The S&P 500 Index recorded its best first six months of a year in the past 15 years, as stocks in the U.S. closed a strong first half of 2013, despite suffering losses in June driven by investor worry of monetary tightening by the Federal Reserve Bank.
The slow but sure economic recovery accounted for average gains by investors for the first six months of 12%. Those gains were helped by the central bank’s money policy, but also were underpinned by strong profits from business.
New records for the Dow Jones and S&P have confirmed the recovery, at least in the stock market, from the financial crisis that gripped the country in 2008.
Small investors returning to the market also has fed an increase in IPOs, acquisitions and mergers, as Wall Street is getting back to its pre-crisis days.
U.S. stocks became the best performer in the world among the major financial markets, while Europe continued to sag and emerging markets fell by close to 11%.
The S&P 500, which is the broadest measure of stocks in the U.S., added 12.6% between January and June, the strongest January to June performance in 15 years.
The blue chips on the Dow were even more impressive as they rose by 13.8%, their biggest increase in the past 14 years. The technology rich Nasdaq was up 12.7% for the same period.

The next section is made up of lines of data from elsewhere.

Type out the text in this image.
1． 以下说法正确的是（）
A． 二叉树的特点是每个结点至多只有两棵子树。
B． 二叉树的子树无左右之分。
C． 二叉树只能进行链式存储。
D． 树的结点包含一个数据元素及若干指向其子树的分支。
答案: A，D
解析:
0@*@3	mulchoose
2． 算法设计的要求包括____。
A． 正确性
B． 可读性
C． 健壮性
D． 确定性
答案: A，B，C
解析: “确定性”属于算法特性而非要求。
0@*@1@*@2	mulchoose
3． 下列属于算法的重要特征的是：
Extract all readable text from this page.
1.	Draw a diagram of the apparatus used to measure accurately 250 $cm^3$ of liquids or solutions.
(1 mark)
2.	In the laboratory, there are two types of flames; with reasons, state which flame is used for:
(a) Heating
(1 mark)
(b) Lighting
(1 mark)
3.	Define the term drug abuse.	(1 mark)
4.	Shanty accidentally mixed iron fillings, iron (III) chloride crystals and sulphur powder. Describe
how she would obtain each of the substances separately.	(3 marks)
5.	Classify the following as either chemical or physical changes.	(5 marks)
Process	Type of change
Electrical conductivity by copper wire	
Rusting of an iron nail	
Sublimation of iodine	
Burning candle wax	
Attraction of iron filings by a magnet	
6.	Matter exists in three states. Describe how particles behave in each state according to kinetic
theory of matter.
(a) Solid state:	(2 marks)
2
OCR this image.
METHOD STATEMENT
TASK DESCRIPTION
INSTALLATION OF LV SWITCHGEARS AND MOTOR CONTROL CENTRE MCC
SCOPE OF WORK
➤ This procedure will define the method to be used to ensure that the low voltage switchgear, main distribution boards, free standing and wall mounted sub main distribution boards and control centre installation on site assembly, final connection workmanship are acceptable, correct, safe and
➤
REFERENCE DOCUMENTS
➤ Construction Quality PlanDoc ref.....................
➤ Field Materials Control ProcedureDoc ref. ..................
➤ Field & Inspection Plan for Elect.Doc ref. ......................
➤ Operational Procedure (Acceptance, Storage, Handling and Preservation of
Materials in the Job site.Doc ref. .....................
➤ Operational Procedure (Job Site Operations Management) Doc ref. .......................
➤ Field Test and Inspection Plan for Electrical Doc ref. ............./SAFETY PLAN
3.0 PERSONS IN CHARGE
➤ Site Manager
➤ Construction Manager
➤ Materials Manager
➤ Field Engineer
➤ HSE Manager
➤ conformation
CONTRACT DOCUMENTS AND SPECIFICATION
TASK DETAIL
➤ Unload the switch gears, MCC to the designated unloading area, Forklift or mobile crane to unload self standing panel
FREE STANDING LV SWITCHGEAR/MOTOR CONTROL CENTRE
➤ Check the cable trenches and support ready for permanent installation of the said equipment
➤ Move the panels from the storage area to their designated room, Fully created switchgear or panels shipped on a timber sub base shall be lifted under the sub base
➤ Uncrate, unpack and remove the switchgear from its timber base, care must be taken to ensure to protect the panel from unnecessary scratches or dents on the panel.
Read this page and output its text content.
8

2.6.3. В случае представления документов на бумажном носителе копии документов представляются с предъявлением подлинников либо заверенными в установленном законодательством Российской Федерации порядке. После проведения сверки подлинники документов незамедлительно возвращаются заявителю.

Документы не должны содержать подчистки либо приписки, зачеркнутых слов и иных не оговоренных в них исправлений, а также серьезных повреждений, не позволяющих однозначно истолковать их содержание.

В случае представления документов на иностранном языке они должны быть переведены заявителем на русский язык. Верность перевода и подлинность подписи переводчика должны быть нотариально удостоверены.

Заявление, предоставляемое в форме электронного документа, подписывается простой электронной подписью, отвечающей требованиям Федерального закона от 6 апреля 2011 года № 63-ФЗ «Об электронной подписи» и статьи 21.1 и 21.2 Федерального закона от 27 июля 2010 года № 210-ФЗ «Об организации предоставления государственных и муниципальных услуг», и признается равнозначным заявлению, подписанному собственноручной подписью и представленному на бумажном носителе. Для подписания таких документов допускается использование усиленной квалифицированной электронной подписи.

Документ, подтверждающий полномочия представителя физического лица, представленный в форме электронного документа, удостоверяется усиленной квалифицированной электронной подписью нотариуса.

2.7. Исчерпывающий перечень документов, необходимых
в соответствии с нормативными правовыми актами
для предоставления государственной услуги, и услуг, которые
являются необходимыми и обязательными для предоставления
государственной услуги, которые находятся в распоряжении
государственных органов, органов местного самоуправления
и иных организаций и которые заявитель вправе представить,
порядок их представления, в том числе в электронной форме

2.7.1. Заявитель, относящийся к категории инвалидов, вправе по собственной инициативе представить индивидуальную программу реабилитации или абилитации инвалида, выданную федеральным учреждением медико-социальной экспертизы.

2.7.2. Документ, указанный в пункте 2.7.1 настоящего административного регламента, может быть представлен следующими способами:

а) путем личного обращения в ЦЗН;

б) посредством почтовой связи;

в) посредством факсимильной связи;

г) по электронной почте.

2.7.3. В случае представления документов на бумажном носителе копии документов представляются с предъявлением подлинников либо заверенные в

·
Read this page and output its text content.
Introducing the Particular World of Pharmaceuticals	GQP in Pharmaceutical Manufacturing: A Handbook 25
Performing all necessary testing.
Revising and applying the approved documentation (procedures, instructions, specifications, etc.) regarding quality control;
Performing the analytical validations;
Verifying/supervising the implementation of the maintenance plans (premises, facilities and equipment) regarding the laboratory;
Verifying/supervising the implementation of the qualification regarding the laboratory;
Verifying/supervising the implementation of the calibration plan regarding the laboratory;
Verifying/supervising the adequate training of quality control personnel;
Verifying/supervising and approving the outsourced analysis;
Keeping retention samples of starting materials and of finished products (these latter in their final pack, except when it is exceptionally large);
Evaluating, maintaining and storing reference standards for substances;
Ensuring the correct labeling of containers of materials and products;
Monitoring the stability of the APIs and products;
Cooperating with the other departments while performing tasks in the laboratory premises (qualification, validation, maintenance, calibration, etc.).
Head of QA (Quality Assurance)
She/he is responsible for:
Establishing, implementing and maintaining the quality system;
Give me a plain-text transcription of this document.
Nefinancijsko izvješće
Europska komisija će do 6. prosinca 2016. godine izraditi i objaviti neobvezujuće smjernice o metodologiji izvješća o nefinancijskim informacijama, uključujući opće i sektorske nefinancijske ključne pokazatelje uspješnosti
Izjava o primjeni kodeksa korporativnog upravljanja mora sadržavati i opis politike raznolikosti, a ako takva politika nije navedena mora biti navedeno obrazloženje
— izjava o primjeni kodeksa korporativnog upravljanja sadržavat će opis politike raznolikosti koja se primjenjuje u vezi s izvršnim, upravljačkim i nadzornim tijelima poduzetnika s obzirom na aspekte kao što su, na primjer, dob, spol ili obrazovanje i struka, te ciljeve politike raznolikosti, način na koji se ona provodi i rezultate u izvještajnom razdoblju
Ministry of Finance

The gains were strong despite the losses suffered by the index of over 3% during June, as the future of quantitative easing by the Fed came into question with bond yields jumping amidst expectations that interest rates would increase.
June however, will be looked at as a turning point in sentiment in the market, with investors being more cautious and focusing on both earnings and monetary policy, rather than just the momentum of money.